Two filmmakers launch a crowdfunding campaign on the same day; one starts raking in backers, while the other goes nowhere. Why?
If one crowdfunding campaign is more successful than another, it’s not an indicator that one film is going to be better than the other, but rather, that one team didn’t take the necessary steps before launching. That’s the case Richard Botto, the founder of Stage 32, makes in his newly released book Crowdsourcing for Filmmakers: Indie Film and the Power of the Crowd.
“You think crowdfunding is about money when it’s really about relationships,” writes Botto in the book, published by AFM. According to Botto, it's not just about raising money on Kickstarter or Seed & Spark, but looking at the bigger picture of crowdsourcing, from beginning to end. And let’s face it, if you don’t have a studio gig or financiers, you need the power of the crowd. Botto’s book is aimed at explaining all aspects of crowdsourcing, from the actual definition of the word, to case studies, and nitty gritty details of your campaign. Below, No Film School compiled three of the most important steps for filmmakers from the book.

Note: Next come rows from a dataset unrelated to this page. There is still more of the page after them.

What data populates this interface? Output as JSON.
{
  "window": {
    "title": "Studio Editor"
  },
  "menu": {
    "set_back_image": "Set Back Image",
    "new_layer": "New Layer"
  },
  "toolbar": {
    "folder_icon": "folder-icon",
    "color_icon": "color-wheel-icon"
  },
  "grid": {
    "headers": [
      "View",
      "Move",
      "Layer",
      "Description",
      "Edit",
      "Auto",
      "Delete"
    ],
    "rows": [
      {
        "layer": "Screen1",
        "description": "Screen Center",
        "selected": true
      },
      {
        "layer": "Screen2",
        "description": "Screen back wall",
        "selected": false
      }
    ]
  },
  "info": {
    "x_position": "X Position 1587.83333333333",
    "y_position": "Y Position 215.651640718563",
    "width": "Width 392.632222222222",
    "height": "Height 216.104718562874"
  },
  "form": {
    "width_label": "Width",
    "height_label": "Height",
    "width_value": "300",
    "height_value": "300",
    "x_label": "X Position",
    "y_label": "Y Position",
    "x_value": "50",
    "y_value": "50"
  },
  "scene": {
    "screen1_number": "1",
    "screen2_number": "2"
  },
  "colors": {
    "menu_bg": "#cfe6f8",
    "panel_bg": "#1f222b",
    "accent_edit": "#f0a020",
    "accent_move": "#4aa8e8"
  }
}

Step 1: Identify Your Crowd
The most important first step, according to Botto, is to ask yourself who your audience is, from individuals to groups. Then ask, where do these people hang out online? Don’t reach out to anyone yet, just search the internet, watch, and listen. As Botto describes it, “By virtue of putting in this research and spending time on the chat boards and forums, we will also be able to identify passionate individuals with whom we will eventually want to engage, develop a relationship with and, ultimately, move on behalf of us and/or the project.”
Step 2: Engage Your Crowd
This doesn’t mean spewing the details of your film to every potential Twitter follower, it means first cultivating a relationship. How to do that? It’s basically the same recipe for success as making friends, but let’s face it, we’re not all great at that either! Luckily, Botto walks you through the process of what (and what not) to do when trying to bring influential people into your ‘crowd.’ “You sign up for a social media account and immediately begin blasting people, or to be more direct, complete strangers, with information about your project,” writes Botto. “You’ve built up no social currency, no good will, and no respect.” To win this game, you will need to win the respect of the crowd first.
Step 3: Move Your Crowd
Once you’ve really, truly cultivated your crowd, then you ask for help, in a personalized, tailored-to-them way. “You may try to convince yourself that you’re ready to move your audience,” writes Botto. “Hell, you may have just fooled me. But there’s one group you won’t fool no matter how hard you try or how conniving you think you are: the crowd. The crowd is all knowing, all seeing, and all hearing. And if you haven’t done your job with them, the sound you’ll hear when you go to move them will be the most deafening silence in the history of mankind.”
Whether you’re new to crowdfunding (and sourcing), or you’re still trying to figure out where your last failed campaign went wrong, Crowdsourcing for Filmmakers: Indie Film and the Power of the Crowd offers up a lot of congenial advice that could come in handy. With case studies films like Mile…Mile & a Half and Sheila Scorned paired with stream-of-consciousness anecdotes from a filmmaker’s POV, it’s a fun read for those of you trying to bring your next film to fruition.